I nearly stopped the movie during the first fight scene when they whipped out the bad CGI effects. They just don't look right, and when poorly done they're just laughable. I have no idea what these things cost, but people have been using practical effects for years in low budget films. It seems a cop-out to me to skip that stage and just throw some 'eye-candy' in afterwards. Hopefully this phase is dying out and they recover the lost arts.

2012 offers a combination of zombie dynamics that I don't like. The fast zombie. And the zombie that is capable of learning. I like my zombies slow and dumb. Mostly because I am slow and dumb. I like the pressure of the millions of walking corpses that you can run from now but they will keep on coming and never give up. I think that this makes for a better atmosphere of horror. Though since I use it in my own stories I may be partial to the format. Despite what Romero says, I don't see zombies ever getting smarter. This movie presents them laying ambushes and actually dodging out of the way.

A philosophical nit-pick, and really it didn't take away from my enjoyment of the movie. I've stepped into their world and these are the rules that they chose to follow. At least the zombies didn't sparkle. Nor were they able to walk up walls and over ceilings( fuck you Day of the Dead “remake” Fuck you with a chainsaw!)

There were a number of good ideas in the movie that I really liked, and it avoided some traps that I've seen in other low budget flicks. Such as, aside from a wickedly tight pair of pants on the female lead, the women didn't dress skanky. And none of them were sporting shoes with high heels. There is a discussion of the advantages of bows over guns, and the disadvantages too. Clearly this screenplay was written by a zombie geek. Kudos my nerd brother.

I often contemplate the paradox involved in movies. By in large the people are pretty. Especially the women. This is a double-edge sword for me. On one hand it ruins the believability and prevents me from surrendering to the fantasy world that the film is working to create. If you have four women in your party and all of them range from pretty to beautiful, then... where do I go in life to have this mixture of beauty? My paranoia kicks in and this makes me wonder, did the menfolk just leave the ugmos as zombie bait? It adds another, darker layer, to my understanding of the film.

But then, we are all surrounded by the mundane, and the male actors aren't too bad looking either. Really, I come to the reverse edge, which is that I want to see pretty women on the screen. It may be that primitive part of my brain, but I am inclined to be interested in the fate of a hottie. Boobies > character development in an action movie. Who are we kidding, this was an action movie and we can't really expect the characters to grow and change in the span of a 90 minute slaughterfest.

They gave the Asian girl a samurai sword. Another cliché. I have a problem with the samurai sword on the simple fact that I have never seen a good one. The only swords I've really encountered in my travels have all been display models that are made of stainless steel. There must be well made and fully functional swords out there, but they have got to be rare and difficult to lay your hands on.

I would really like to see a movie where the filmmakers gave the actors a large trove of weapons and objects that could be used as weapons and then said “What do you think your character would use.

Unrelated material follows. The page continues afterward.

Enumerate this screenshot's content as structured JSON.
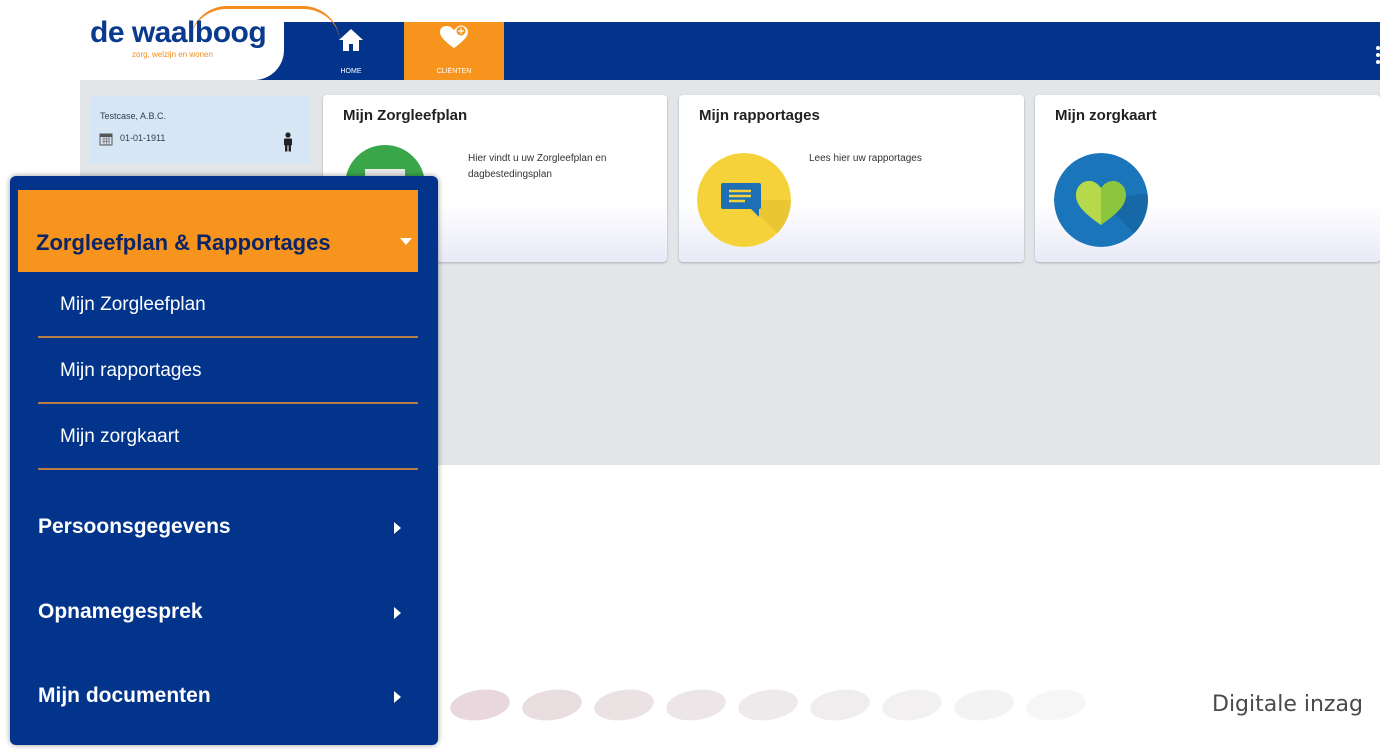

What would you use?” And then let them puzzle it out. They also gave the characters armor. Laughable stuff such as shoulder-pads for football and shin guards.

Another minor peeve, the characters(actors) seemed to have been fairly clean all things considered. Their costumes were clean and intact. You would think that after months of walking, even with stops to raid stores

As it is, I watched the entire move all the way through. It was low budget and the CGI was annoying, but the movie was fun, the dialogue didn't make me groan, and it felt like a philosophical discussion/argument by the writer. I hate to give a back-handed compliment, but for a Siffee movie it was good. For a low budget zombie movie it was good.